In Malaysia pay attention to the Muslim culture. Avoid pork, knives, alcohol, and highly personal gifts. Present gifts in the right hand only. In Indian sections of Malaysia, avoid black and white colors. Instead, opt for yellow, red or green which symbolize happiness.

Israelis have a tendency to overdo gift giving and put a lot of thought into choice and presentation. If you are going to the home of Orthodox Jews or Muslim Arabs remember that the gifts must not violate any of their religious beliefs. Candy, flowers and gifts for the kids are always appreciated.

If you are invited to a Quechua home in the mountains of Peru, coca leaves are an acceptable gift. Coca leaves have always been present at all important moments of community life. Today, the history and traditional use of the coca leaf in Peru are a solid part of ethnic and national identity.

In Korea, generosity is a highly valued personal trait. Give expensive gifts if possible.

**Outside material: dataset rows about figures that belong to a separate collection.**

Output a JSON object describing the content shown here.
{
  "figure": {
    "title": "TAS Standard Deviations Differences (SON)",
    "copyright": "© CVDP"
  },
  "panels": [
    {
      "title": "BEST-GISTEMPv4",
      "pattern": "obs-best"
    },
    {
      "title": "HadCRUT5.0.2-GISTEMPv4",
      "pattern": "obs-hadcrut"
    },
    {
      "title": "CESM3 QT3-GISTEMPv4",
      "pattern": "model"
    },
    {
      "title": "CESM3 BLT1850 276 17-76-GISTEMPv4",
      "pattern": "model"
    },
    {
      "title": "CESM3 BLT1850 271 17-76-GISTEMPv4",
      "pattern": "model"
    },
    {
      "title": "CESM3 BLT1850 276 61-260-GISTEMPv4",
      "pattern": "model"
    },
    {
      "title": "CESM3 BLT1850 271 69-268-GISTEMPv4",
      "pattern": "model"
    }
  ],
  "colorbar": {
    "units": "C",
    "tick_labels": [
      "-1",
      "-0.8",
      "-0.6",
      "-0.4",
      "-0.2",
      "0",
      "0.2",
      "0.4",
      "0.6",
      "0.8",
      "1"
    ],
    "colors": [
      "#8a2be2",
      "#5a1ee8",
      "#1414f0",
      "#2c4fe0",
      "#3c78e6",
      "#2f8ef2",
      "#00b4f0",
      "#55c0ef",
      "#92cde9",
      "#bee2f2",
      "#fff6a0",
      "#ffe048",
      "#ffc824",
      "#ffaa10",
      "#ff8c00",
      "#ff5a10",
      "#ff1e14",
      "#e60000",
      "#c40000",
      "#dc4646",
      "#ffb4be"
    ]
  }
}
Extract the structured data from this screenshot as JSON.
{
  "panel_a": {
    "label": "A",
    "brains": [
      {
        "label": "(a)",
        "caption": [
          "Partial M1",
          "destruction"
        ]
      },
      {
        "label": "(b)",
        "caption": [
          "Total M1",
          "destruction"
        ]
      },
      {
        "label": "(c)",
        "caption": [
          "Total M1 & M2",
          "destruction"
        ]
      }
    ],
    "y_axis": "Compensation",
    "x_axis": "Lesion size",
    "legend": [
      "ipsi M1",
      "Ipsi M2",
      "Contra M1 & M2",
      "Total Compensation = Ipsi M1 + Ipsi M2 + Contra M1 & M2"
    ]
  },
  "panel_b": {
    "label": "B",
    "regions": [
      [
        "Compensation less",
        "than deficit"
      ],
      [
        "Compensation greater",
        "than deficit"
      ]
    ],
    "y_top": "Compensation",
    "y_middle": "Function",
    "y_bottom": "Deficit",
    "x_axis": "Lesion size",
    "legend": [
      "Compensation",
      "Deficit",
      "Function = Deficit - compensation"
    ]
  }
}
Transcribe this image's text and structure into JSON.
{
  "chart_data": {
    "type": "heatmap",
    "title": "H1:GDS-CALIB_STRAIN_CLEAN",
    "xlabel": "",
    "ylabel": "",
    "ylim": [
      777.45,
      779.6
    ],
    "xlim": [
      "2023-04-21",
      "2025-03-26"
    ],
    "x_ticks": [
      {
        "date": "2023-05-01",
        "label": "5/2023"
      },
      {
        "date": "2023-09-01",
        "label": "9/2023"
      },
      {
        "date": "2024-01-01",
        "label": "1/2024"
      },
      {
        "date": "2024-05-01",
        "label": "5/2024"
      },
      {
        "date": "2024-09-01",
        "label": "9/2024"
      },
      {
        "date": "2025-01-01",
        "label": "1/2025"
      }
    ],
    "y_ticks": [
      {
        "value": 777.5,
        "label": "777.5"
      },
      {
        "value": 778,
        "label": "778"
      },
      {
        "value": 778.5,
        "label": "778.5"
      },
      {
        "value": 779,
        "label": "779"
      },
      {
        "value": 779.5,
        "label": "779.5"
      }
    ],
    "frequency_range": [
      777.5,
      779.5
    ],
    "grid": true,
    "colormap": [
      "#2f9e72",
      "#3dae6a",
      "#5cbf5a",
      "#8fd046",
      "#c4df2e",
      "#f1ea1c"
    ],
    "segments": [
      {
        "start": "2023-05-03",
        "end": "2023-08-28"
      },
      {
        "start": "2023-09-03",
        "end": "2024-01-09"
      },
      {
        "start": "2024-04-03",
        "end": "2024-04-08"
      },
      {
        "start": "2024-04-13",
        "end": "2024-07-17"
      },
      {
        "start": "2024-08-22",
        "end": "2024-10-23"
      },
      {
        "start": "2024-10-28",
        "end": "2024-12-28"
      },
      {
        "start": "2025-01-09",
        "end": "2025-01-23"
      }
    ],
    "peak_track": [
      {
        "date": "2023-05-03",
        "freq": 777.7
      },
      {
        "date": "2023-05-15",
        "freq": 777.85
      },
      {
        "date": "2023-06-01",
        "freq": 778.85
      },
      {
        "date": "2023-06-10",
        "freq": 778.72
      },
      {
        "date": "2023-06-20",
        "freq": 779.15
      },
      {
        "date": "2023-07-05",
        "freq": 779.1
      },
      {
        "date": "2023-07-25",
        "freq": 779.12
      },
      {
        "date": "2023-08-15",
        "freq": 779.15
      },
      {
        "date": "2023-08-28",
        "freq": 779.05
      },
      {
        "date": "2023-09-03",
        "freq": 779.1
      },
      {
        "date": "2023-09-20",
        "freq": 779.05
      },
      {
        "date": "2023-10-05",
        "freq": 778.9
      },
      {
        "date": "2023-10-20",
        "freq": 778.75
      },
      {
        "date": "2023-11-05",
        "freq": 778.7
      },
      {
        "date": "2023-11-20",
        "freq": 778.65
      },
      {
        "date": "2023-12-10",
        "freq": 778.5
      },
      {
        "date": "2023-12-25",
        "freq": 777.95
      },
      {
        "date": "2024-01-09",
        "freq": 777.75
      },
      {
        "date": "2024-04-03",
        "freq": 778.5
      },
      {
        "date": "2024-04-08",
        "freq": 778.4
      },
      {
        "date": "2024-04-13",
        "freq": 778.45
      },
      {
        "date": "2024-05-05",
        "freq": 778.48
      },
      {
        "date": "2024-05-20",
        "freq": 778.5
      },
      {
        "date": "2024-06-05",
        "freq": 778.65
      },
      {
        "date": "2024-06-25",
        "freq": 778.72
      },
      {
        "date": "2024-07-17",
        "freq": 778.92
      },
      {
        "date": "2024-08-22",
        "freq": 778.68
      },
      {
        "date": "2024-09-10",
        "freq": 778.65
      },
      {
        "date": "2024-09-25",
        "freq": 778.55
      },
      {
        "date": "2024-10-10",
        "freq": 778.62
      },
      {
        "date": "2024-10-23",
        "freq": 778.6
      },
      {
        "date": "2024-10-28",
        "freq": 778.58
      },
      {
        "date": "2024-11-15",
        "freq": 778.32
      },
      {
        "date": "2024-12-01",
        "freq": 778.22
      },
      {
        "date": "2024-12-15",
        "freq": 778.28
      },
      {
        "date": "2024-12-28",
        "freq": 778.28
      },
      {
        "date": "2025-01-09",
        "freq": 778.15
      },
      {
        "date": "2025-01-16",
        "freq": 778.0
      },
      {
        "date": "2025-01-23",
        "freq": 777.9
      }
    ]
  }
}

When invited to a home in Russia, bring something other than vodka. If you bring flowers only present them to a woman. Avoid yellow flowers (unless you picked them yourself in the countryside). White flowers should be given with caution. Same with red as they usually mean love. Fine chocolates are always appreciated.

In Italy, it is nice to bring cakes for coffee when invited to dinner. The cakes have to be of a special kind, bought in a pasticceria by weight. These delicious cakes are placed in intricate patterns on a golden paper tray and wrapped in paper nicely folded with carrying handles After opening the present the hosts and the other guests will take pains to point out which cakes, they each do not like. In the end the cakes are pushed aside in the assumption that nobody can eat another bite after having partaken of a full delicious meal.

You must bring a gift if you are invited to someone’s house in India. Chocolates or flowers is acceptable. Different flowers have different meanings in India so always check with the florist about what is a proper choice. When in doubt red roses usually work. If they have children (and many do) it is nice to bring something for them. If you are visiting during a festival always carry a box of sweets with you. Be cautious in giving leather as a gift. The cow is sacred in India and many Hindus are vegetarians.

In Ethiopia a traditional gift if you are visiting someone’s home is coffee. However a chicken from the market may be well appreciated. They cost anywhere from $5-12. The average weekly wage is around $25 a month in a government job. So a chicken is quite a gift. If they have room the family may keep it for eggs. If not then it will make the next meal. To transport them, just pick them up by their feet. When chickens are upside down they do not move or make noise. They are very easy to handle. See this is where they lose me, I feel bad to carry an upside-down chicken around.